La forza di Dalla montagna perduta risiede nella sua duplice natura: è un memoir personale, ma anche un saggio implicito sulla memoria collettiva. È impregnato di malinconia, ma senza cedere mai alla retorica. Ciò che rimane impressa al lettore è la capacità dell’autore di far coesistere intimità e distanza, emozione e analisi. La prosa, precisa e asciutta, genera un ritmo che avvolge, e che trasforma un piccolo villaggio dell’Alvernia in un luogo universale, riconoscibile da chiunque abbia conosciuto la sensazione di un passato che non smette di chiamare.


Si tratta di un libro essenziale nella sua brevità, ma profondamente stratificato. Si legge come un viaggio verso un’origine, ma anche come il gesto di un uomo che vuole fare pace con ciò che resta e con ciò che manca. È una lettura che chiede attenzione, che invita a rallentare, ma che ripaga con pagina dopo pagina di una sincerità rara.

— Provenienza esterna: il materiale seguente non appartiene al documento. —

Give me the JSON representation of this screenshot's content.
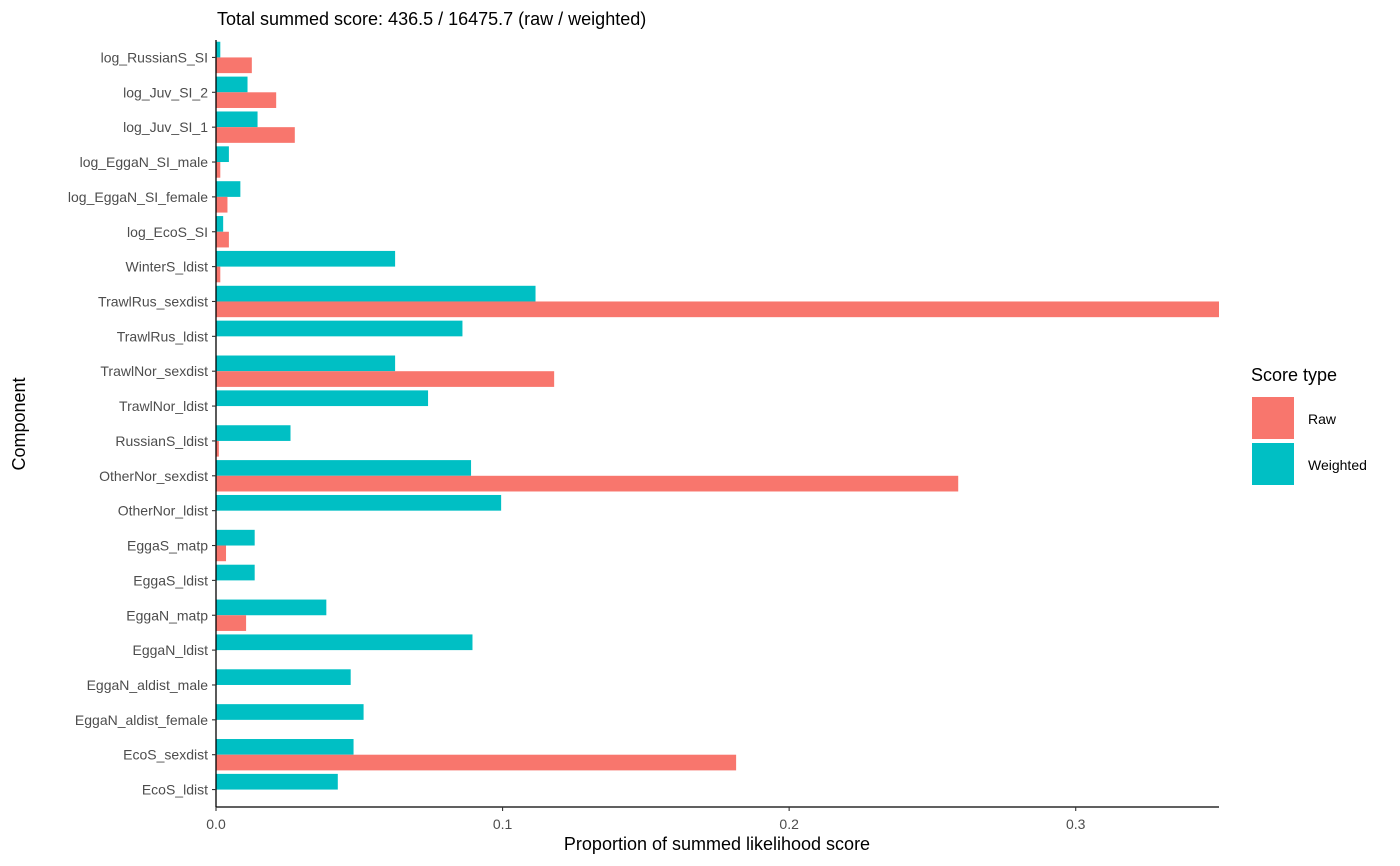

Consigliato a chi ama la letteratura capace di scavare, e per chi sa riconoscere la potenza narrativa dei luoghi, soprattutto di quelli che continuiamo a portare dentro di noi.



Alcune note su Pierre Jourde

Pierre Jourde è nato a Créteil nel 1955, ma la sua famiglia è originaria della remota regione dell’Alvernia, tra le montagne evocate in Paese perduto, La Prima pietra e Il Viaggio del divano letto. Ha un debole per la boxe e la metafisica. Nel panorama letterario francese è una delle voci più autorevoli, probabilmente la più schietta e coraggiosa in assoluto.

Si è sempre distinto per una sorprendente varietà di ispirazione, che gli ha permesso di spaziare dal romanzo al racconto, per arrivare al memoir, alla poesia e al saggio filosofico. Ha ottenuto numerosi premi, tra cui spiccano il Prix Renaudot Des Lycéens, il Prix Jean Giono e il prestigiosissimo Grand Prix De L’Académie Française. È docente di letteratura francese presso l’Università di Grenoble III. In Francia, viene pubblicato da Gallimard.

Tutte le opere di Pierre Jourde in Italia sono pubblicate da Prehistorica Editore.